1) Soyons réaliste, la plupart des employeurs mobilisent les AFEST pour des objectifs opérationnels à court et moyen terme. Comme le disait avant le confinement un restaurateur de la région Lilloise : « c’est bien que mon candidat cuisinier possède un CAP, mais moi ce que je souhaite, c’est qu’il sache faire la carbonade flamande et des welsh, car c’est ce que veulent manger mes clients ! ».
2) Les apprenants eux-mêmes apprécient les caractéristiques intrinsèques de l’AFEST (se former juste assez, juste à temps, sur ses besoins singuliers, dans son environnement professionnel, etc.) et surtout le sentiment d’efficacité personnelle qu’elle permet de développer. Un travailleur en situation de handicap, bénéficiaire d’une AFEST, la résumait de cette manière : « on m’a fait confiance et j’ai confiance maintenant ! ». Pourquoi pas une reconnaissance, mais à la fin, pas comme préalable à l’AFEST proposée aux apprenants !
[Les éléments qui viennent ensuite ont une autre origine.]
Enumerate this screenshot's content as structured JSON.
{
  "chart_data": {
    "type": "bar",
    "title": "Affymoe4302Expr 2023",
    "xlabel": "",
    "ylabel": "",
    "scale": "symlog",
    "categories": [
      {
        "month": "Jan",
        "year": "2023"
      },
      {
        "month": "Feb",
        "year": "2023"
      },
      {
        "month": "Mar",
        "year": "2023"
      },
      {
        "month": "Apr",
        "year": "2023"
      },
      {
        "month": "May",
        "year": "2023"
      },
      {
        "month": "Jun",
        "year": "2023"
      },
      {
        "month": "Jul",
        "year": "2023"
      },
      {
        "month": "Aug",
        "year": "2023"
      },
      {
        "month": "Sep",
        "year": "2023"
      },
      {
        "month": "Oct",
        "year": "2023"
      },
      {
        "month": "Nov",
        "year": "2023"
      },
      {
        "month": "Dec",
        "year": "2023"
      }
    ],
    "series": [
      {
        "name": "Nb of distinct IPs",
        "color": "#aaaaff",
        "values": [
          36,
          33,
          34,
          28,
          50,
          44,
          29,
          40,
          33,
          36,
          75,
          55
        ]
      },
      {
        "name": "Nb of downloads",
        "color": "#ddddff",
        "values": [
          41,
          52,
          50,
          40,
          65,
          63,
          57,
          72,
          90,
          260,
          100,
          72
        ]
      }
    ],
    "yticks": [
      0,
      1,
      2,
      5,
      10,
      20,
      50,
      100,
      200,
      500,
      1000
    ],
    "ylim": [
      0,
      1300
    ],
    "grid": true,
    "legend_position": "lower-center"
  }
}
2 grands pièges à éviter dans l’industrialisation des AFEST

“Eparpiller par petits bouts façon puzzle…”

Nous reprenons le bon mot du film culte dialogué par Michel Audiard. Il faudra limiter le saupoudrage ou l’éparpillement des moyens en AFEST. Il conviendra également de ne pas s’enfermer dans la « politique du chiffre à court terme » sans mesure d’impacts à moyen terme, par exemple sur l’employabilité ou le développement des compétences des publics concernés.

“Pas touche au Grisbi !”

Pour rester dans la dialectique particulière de Audiard, la réplique dit bien les choses : certains opérateurs pourraient être tentés de créer des parcours AFEST industriels dans une logique financière (sécuriser le modèle économique de la formation) ou pour répondre aux injonctions des donneurs d’ordre et financeurs (en ce moment, plutôt friands et demandeurs d’AFEST).
Se posera alors la problématique de la limite des fonds et budgets, non extensibles à l’infini !  Enfin, les financements de la formation professionnelle créent parfois des effets “poussent au crime” (d’où fraudes, détournements, dévoiements, etc. comme nous avons pu encore le constater récemment sur le CPF, par exemple…)
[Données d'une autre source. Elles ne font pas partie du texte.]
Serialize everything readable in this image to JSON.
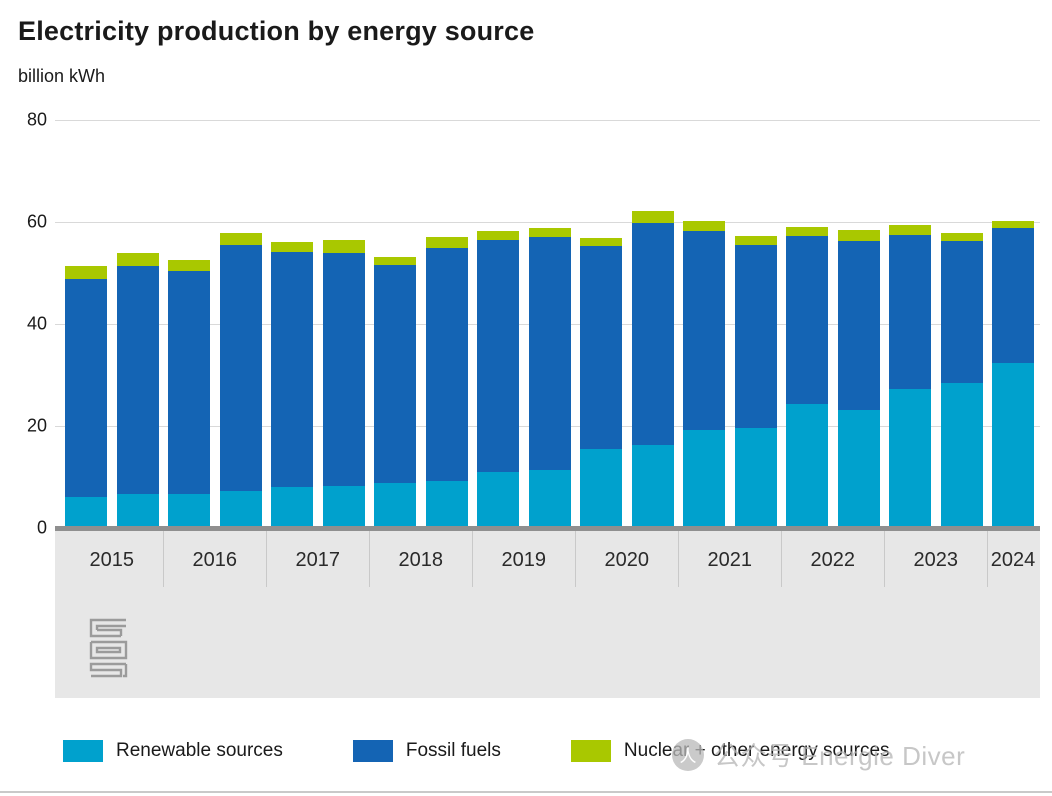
{
  "title": "Electricity production by energy source",
  "unit_label": "billion kWh",
  "watermark": {
    "icon": "wechat-account-icon",
    "text": "公众号 Energie Diver"
  },
  "logo": "cbs-logo",
  "colors": {
    "renewable": "#00a1cd",
    "fossil": "#1464b4",
    "nuclear_other": "#a9c800",
    "band": "#e7e7e7",
    "gridline": "#d9d9d9",
    "axis": "#8f8f8f"
  },
  "chart_data": {
    "type": "bar",
    "stacked": true,
    "title": "Electricity production by energy source",
    "ylabel": "billion kWh",
    "ylim": [
      0,
      80
    ],
    "yticks": [
      0,
      20,
      40,
      60,
      80
    ],
    "grid": true,
    "legend_position": "bottom",
    "x_groups": [
      "2015",
      "2016",
      "2017",
      "2018",
      "2019",
      "2020",
      "2021",
      "2022",
      "2023",
      "2024"
    ],
    "bars_per_group": [
      2,
      2,
      2,
      2,
      2,
      2,
      2,
      2,
      2,
      1
    ],
    "note": "two half-year bars per year, one bar for 2024",
    "series": [
      {
        "name": "Renewable sources",
        "color": "#00a1cd",
        "values": [
          6.1,
          6.6,
          6.6,
          7.2,
          8.1,
          8.3,
          8.8,
          9.3,
          11.0,
          11.3,
          15.5,
          16.2,
          19.2,
          19.6,
          24.4,
          23.1,
          27.3,
          28.4,
          32.3
        ]
      },
      {
        "name": "Fossil fuels",
        "color": "#1464b4",
        "values": [
          42.8,
          44.8,
          43.8,
          48.2,
          46.0,
          45.7,
          42.8,
          45.6,
          45.5,
          45.8,
          39.7,
          43.6,
          39.1,
          35.8,
          32.9,
          33.1,
          30.2,
          27.8,
          26.5
        ]
      },
      {
        "name": "Nuclear + other energy sources",
        "color": "#a9c800",
        "values": [
          2.5,
          2.6,
          2.1,
          2.5,
          2.0,
          2.5,
          1.6,
          2.1,
          1.8,
          1.7,
          1.6,
          2.4,
          2.0,
          1.9,
          1.7,
          2.2,
          2.0,
          1.6,
          1.4
        ]
      }
    ]
  }
}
Quelles alternatives et approche complémentaire aux AFEST industrialisées ?

Le Training Within Industry peut représenter une alternative aux AFEST mais il possède sa propre logique et suppose de respecter quelques contraintes. Le TWI

Le tutorat repensé à l’aune de la réflexivité est complémentaire aux AFEST, voir notre article : “Tutorat et AFEST deux approches complémentaires”

Dans un prochain article, nous verrons qu’une autre piste de réflexion sur les AFEST pourrait être aussi intéressante que l’industrialisation :  l’AFEST en mode agile…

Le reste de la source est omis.